灯と出会ってしばらく経つと、凪は“沈黙にも種類がある”ことを知った。


教室の沈黙は、薄いガラスのようだ。

指で軽く弾けば音がして、そこに人の気配があり、すぐに割れそうで割れない。


病棟の沈黙は、もっと重い。

深い湖の底に沈められたみたいに、ゆっくりと体温を奪ってくる。


その沈黙の中心に、灯がいた。


凪はその日も面談を終え、白い廊下を歩いていた。

壁の白はやけに明るくて、光が濃い分だけ影が濃くなる。

その影の輪郭が、妙に“人の形”をして見えるのは、きっと凪の心が疲れているからだ。


病棟の休憩室に入ると、灯がいた。

奥のソファに膝を抱えて座り、窓の外をぼんやり眺めている。


「……灯」


呼ぶと、灯はゆっくりと振り向いた。

瞳の色がいつもより淡い。

薄い雲の膜を被った朝の光のように、輪郭が曖昧だった。


「ねえ凪くん。
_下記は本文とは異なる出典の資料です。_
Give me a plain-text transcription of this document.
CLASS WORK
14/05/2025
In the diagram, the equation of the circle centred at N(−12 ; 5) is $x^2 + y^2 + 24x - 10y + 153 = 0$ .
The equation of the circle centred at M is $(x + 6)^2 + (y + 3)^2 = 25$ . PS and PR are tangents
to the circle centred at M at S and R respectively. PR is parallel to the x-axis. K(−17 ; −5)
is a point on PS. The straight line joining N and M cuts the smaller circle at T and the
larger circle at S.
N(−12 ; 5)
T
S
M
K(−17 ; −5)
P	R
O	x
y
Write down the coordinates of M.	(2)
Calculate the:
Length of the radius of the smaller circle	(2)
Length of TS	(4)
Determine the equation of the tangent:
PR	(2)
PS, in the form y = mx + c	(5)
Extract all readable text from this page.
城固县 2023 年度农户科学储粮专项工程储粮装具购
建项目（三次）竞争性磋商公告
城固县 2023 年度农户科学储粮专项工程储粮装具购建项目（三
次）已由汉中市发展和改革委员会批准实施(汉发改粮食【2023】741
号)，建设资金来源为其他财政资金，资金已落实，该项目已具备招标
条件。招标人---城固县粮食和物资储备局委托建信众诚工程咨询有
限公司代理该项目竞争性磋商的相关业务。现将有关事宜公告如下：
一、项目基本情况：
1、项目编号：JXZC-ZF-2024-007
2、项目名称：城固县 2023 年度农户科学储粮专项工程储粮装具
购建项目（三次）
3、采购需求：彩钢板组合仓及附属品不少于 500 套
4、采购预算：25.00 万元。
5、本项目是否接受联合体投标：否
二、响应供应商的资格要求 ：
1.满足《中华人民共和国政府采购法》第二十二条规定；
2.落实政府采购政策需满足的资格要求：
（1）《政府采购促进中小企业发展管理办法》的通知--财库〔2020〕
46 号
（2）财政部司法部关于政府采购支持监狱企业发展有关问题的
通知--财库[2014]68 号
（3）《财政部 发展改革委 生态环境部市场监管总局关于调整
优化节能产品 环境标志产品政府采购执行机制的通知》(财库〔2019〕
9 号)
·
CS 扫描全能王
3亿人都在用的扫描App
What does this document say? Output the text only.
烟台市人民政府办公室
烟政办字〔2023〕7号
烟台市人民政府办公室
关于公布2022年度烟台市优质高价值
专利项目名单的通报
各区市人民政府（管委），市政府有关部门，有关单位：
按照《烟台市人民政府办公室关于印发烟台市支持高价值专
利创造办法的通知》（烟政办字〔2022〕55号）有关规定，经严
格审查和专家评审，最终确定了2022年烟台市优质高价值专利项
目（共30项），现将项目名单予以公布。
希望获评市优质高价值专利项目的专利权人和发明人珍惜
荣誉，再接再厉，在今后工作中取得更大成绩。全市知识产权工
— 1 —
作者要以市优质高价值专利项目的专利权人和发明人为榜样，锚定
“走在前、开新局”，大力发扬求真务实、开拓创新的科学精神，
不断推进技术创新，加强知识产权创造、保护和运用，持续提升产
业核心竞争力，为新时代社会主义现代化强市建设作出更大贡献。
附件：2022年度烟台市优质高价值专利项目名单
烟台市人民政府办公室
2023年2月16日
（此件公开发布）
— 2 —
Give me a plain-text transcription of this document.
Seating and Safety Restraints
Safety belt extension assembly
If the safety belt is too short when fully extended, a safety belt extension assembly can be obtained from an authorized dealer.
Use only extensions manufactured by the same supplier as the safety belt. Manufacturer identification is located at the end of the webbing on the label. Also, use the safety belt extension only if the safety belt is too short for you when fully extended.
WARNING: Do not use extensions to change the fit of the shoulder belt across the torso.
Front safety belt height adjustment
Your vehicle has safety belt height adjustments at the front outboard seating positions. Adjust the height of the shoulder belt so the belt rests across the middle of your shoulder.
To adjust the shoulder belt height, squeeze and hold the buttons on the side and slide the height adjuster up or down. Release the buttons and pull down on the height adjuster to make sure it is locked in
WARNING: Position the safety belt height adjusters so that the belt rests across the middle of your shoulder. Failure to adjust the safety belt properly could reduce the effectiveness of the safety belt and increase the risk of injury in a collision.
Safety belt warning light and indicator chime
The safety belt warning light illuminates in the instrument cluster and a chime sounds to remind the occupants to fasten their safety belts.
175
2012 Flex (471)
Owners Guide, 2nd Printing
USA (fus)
今日の面談、どうだった?」


「普通。あの先生、淡々としてるから話しやすいけど……なんか、全部“表面だけ”見られてる気がする」


灯は小さく笑った。


「精神科って、そういうところだよ。“なんでも受け止めてくれる場所”じゃないの。“転ばないように見張る場所”なの。」


その言葉は、病棟の空気以上に冷たく感じた。


「灯……今日は、なんか……」


言いにくいけれど、どうしても伝えたくて続ける。


「調子、悪い?」


灯は視線を伏せ、指先をぎゅっと握る。

その仕草が答えだった。


「……うん。ちょっとね。朝から、胸の中に重い石が入ってるみたいで。呼吸すると、その石の角が肺に刺さる感じ。」


言いながら、灯の声は細く震えていった。

凪は灯の隣に腰を下ろし、声を低くした。


「ここにいる間、俺がいるから」


言った瞬間、灯の肩が小さく震えた。

灯は凪の顔をまっすぐに見た。

その目には、言葉の裏を探るような、不安と期待が混じった色があった。


「……凪くんは、私の何?」


その問いは、鋭い刃物のように凪の胸に刺さった。


“何?”それは本来なら恋人とか友達とか、名称で答えられる種類の問いなのに、灯が聞いたのはそれではなかった。


“どういう存在として、私を見てる?”

“どれくらい、私と同じ場所にいられる?”――そういう意味だった。


凪は答えようと口を開いたが、灯がすっと手を伸ばして凪の手首を掴んだ。


「……ごめん。 ねえ、今日は“白い部屋”に入りたくないんだ。でも、入れられちゃいそうで怖い。」


白い部屋――観察室。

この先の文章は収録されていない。